The moratorium on drilling has put more than 70% of all that risk reducing mooring equipment on its way to the beach without contracts. For a company like Delmar that derives more than 95% of its income from deepwater OCS drilling activity, its clear that we will have to immediately start shipping equipment outside of the US to find work. Its my expert opinion that without a doubt, the offshore station keeping safety options will be reduced once drilling activities resume. Its also clear the longer the moratorium continues, the fewer moored rigs will be left to drill not only the intermediate water depth areas the DP rigs cannot, but also the ultra deepwater wells they have been so busy drilling safely. The longer this moratorium continues, the higher the station keeping risks for both DP and moored rigs the MMS will have to approve to keep the few rigs left in the Gulf working. It’s the single biggest disappointment in my career to see all the hard work that MMS, Delmar and industry have done to increase station keeping safety quickly slip between our fingers here domestically. I leave overseas again week after next to try to secure work for half (two sets) of OMNI-Max anchors as well as most of our other risk reducing equipment that now is no longer on contract due to the moratorium.

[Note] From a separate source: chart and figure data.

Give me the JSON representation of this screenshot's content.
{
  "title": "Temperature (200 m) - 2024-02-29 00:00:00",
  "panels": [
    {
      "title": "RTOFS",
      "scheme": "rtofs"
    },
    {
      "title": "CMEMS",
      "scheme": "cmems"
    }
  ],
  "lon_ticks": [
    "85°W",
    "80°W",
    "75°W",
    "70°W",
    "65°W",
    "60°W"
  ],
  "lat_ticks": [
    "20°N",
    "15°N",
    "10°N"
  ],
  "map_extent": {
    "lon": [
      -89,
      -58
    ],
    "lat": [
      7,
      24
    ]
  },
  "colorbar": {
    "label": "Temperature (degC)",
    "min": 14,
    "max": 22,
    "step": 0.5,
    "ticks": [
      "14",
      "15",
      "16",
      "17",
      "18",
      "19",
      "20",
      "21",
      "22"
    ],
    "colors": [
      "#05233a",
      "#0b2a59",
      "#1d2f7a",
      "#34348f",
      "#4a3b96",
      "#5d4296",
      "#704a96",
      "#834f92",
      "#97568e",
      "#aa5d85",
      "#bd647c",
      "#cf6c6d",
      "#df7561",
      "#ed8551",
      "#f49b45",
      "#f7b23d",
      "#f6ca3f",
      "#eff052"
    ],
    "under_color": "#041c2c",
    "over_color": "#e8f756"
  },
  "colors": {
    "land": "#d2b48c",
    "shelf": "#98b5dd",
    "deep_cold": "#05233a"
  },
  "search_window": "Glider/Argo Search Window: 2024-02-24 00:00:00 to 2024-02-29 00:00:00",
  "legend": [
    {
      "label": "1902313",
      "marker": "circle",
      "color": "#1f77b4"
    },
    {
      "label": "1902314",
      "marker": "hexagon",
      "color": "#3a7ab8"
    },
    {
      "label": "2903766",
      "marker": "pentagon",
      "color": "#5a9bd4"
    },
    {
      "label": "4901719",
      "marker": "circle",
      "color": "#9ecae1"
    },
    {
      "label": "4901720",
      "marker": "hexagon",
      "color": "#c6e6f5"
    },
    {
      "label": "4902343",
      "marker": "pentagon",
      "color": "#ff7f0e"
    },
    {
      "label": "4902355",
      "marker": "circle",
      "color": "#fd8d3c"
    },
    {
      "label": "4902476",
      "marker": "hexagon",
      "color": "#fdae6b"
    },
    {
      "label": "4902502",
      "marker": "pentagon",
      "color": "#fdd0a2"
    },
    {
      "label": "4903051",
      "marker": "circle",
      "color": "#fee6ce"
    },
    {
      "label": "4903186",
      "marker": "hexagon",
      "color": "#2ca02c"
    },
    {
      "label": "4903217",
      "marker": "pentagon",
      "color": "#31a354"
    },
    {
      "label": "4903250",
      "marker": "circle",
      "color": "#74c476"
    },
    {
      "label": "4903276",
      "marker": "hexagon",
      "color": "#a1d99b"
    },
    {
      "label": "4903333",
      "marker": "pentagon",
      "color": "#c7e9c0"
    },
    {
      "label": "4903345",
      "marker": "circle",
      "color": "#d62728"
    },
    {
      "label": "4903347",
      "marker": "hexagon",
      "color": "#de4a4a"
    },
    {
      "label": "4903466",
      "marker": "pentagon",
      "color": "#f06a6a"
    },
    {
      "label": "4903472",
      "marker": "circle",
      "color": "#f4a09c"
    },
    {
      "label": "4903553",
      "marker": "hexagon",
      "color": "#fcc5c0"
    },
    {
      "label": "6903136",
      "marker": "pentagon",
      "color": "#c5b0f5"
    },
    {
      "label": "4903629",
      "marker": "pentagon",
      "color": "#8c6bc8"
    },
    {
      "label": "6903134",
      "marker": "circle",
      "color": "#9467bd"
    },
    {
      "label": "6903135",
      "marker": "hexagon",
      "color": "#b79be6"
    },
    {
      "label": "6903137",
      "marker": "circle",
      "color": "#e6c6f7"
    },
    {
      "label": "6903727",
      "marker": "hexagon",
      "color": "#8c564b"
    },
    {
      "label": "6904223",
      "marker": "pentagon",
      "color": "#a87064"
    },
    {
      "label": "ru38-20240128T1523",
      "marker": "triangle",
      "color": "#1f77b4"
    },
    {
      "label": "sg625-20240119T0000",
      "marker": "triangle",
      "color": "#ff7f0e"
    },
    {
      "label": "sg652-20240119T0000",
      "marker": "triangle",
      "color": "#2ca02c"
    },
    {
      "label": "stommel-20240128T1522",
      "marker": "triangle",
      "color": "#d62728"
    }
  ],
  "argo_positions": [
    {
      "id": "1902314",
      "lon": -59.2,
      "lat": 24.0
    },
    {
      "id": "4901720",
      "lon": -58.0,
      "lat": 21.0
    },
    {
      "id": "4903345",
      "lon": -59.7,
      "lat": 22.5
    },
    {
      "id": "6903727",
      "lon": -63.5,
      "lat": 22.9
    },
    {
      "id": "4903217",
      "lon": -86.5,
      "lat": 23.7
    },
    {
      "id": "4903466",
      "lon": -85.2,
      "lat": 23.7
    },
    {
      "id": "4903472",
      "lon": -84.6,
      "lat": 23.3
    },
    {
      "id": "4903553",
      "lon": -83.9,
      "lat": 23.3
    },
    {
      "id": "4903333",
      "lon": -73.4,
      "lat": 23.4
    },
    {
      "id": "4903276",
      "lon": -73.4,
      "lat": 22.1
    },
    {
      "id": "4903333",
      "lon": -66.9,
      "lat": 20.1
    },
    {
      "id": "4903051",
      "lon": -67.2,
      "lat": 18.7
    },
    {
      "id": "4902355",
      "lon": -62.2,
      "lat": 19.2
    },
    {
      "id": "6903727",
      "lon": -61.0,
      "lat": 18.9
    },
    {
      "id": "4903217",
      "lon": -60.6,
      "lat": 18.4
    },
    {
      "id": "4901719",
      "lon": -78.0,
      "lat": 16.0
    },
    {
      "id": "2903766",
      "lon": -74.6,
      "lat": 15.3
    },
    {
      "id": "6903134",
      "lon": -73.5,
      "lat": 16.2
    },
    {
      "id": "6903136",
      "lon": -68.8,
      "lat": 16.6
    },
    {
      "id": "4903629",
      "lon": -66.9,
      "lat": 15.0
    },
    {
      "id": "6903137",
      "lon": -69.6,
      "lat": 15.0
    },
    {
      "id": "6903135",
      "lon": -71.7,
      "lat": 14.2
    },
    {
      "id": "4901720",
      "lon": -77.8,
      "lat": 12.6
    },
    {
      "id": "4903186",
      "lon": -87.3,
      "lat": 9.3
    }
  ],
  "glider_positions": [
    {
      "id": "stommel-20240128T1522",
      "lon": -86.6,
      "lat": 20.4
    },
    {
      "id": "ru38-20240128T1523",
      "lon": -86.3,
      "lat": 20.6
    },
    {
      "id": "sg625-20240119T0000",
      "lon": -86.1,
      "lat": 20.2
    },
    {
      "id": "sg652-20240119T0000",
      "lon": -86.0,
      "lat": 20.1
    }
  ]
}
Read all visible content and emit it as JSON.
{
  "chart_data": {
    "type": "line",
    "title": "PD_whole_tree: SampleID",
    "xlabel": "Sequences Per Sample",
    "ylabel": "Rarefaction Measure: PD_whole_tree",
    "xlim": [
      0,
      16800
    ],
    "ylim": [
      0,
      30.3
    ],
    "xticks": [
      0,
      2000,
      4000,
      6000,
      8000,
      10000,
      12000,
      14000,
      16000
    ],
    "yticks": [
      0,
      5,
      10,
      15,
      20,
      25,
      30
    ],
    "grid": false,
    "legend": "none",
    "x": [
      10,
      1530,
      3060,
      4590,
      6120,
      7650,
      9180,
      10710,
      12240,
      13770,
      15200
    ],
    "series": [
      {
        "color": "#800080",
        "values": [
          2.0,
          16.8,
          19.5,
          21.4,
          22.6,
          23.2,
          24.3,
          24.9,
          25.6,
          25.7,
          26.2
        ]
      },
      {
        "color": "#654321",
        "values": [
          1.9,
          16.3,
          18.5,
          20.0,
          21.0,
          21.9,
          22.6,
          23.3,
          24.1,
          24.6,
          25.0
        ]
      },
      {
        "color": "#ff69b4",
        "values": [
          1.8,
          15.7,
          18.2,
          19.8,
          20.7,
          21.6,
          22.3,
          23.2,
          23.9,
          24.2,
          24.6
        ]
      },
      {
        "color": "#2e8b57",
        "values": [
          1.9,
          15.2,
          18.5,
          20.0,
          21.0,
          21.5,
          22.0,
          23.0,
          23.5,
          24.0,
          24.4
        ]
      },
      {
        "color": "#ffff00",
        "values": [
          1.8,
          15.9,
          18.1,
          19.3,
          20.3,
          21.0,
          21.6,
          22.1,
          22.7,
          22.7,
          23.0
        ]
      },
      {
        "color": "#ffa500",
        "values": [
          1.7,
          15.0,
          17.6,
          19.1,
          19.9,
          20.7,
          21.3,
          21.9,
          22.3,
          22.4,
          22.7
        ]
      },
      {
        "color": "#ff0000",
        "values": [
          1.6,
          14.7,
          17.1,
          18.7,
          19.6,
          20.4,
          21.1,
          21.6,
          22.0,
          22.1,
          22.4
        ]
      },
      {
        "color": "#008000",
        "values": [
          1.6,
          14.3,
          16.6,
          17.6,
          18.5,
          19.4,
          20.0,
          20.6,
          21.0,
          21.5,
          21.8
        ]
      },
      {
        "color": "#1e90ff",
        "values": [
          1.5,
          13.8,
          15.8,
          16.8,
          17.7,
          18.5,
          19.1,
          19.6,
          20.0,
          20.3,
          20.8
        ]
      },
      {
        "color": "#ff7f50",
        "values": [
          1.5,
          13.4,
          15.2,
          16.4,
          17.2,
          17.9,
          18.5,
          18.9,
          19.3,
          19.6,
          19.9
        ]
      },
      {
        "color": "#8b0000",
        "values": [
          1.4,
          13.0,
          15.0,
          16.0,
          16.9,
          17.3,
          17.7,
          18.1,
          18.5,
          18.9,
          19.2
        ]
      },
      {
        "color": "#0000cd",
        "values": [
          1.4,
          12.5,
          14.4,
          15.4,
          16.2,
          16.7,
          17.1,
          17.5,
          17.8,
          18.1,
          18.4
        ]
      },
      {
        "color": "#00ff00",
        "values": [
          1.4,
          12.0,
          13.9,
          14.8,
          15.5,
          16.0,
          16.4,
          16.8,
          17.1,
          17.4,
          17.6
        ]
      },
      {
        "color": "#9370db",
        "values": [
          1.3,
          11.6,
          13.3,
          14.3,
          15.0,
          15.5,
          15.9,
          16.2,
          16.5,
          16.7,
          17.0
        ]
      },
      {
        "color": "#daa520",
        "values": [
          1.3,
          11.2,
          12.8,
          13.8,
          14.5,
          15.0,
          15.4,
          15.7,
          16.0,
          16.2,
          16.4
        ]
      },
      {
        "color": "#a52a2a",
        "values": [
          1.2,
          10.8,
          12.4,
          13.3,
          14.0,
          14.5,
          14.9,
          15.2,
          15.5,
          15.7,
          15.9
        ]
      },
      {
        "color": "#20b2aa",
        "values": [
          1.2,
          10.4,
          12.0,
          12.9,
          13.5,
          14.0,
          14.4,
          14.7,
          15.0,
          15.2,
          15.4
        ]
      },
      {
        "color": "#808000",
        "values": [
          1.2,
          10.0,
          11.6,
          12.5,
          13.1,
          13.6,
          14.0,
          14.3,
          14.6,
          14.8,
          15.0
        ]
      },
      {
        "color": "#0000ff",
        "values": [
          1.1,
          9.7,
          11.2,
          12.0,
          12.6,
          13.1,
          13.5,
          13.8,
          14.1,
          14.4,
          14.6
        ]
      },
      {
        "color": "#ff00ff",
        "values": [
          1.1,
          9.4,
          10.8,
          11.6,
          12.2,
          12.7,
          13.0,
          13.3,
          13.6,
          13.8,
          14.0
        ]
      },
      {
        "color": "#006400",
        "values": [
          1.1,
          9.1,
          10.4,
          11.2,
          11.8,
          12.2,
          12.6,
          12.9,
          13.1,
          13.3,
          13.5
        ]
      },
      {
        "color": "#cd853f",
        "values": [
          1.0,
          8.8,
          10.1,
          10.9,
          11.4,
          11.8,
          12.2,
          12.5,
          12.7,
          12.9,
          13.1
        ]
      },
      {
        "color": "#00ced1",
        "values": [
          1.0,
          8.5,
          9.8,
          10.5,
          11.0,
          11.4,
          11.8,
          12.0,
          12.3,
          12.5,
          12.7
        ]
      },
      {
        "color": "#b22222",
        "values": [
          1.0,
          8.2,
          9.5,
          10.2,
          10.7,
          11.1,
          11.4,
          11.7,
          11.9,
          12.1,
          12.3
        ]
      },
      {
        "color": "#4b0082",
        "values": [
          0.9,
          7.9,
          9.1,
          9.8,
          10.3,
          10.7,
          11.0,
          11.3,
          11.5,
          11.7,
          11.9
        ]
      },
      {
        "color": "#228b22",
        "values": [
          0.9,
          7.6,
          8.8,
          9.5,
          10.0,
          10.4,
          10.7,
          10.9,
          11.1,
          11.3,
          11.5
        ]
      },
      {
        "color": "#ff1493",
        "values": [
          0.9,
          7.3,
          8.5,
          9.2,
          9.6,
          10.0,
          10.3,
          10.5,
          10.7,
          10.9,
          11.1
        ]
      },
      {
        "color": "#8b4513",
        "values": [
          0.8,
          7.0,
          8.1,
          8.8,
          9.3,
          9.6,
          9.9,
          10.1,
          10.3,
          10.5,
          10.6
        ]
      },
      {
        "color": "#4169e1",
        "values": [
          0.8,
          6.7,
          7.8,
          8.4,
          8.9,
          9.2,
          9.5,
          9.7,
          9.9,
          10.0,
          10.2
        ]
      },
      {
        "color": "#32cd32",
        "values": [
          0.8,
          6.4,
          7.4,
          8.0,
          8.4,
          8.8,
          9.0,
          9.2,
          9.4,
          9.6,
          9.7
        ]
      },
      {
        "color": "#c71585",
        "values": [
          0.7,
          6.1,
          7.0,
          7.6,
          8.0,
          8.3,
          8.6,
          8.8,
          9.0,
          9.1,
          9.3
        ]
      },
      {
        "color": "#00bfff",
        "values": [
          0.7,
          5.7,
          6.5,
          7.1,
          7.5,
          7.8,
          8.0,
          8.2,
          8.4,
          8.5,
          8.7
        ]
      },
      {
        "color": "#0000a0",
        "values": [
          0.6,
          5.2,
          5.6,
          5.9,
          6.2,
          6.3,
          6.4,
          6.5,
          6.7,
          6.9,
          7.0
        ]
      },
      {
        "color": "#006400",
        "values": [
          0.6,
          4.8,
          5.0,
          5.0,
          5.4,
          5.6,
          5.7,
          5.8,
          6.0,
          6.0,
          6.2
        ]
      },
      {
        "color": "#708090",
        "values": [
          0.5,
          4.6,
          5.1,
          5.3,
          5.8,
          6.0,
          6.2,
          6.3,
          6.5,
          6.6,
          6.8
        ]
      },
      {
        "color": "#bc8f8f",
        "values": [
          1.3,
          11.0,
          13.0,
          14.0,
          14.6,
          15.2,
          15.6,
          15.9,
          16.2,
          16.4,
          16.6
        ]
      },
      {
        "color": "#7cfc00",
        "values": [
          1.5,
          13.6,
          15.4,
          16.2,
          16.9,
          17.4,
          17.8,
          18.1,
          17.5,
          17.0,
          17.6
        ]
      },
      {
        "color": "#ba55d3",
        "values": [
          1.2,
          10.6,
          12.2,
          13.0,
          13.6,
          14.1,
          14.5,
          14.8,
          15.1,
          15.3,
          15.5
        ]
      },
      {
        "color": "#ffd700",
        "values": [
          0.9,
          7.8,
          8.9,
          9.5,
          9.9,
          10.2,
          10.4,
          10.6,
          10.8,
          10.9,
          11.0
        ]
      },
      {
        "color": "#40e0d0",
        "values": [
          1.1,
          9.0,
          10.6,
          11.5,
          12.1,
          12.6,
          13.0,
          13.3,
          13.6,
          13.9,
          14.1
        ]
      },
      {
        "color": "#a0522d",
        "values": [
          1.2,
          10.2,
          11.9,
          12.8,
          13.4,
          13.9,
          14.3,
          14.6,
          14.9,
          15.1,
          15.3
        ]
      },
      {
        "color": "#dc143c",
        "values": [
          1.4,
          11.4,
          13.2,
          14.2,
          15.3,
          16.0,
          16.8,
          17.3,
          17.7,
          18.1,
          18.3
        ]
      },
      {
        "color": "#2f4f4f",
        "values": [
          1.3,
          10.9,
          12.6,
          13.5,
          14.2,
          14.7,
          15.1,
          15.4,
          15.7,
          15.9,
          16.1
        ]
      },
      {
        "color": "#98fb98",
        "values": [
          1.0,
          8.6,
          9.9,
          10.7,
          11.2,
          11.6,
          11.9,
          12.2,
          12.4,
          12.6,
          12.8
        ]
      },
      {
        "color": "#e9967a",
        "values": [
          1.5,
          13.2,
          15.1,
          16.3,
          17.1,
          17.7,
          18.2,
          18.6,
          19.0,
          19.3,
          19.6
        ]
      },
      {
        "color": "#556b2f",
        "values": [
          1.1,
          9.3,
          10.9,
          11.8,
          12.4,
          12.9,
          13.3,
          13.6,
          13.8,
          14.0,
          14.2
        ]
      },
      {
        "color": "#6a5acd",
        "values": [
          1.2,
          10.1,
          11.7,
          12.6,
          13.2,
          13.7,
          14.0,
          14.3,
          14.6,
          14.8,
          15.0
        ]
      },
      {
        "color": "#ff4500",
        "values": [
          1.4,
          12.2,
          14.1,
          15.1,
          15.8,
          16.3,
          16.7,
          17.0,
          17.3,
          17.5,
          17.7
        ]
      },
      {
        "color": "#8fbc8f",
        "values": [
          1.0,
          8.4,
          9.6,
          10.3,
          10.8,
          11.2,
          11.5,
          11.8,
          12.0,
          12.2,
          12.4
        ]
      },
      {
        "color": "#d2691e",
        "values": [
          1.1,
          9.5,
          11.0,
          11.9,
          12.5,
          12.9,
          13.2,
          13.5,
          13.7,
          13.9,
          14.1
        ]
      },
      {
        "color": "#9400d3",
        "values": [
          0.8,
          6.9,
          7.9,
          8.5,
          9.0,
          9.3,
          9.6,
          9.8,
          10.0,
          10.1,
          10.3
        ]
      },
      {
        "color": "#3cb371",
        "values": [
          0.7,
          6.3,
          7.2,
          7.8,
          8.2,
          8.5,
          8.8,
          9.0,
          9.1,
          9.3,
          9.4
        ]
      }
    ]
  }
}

We are the last US owned deepwater anchor handling company that has brought the safest and most technically advantageous equipment to the mooring industry, and it looks like we will have to drastically change inclusive of cutting jobs domestically and moving outside of the US.

….and don’t forget to mention that MMS did a terrific job MANDATING that moorings be improved. Indeed they announced after the rigs broke away in the hurricane that they would simply NOT APPROVE any rigs that did not UPGRADE their mooring systems to an acceptable return period.
MMS did a great job in ensuring that standards were raised far beyond what had been acceptable around the world before – so that rigs were safer in the Gulf of Mexico.
They insisted on increasing the level of scrutiny and denied permits from those high risk operations in the hurricane peak season for jackups.
The folks I know at the MMS do a GREAT job policing the offshore industry while allowing production to keep our economy going. Its a balance.
Nothing the MMS did or failed to do caused this catastrophe. I suspect, depending of course on what the cause ends up being, that no other regulatory requirements from any other regime would have prevented this.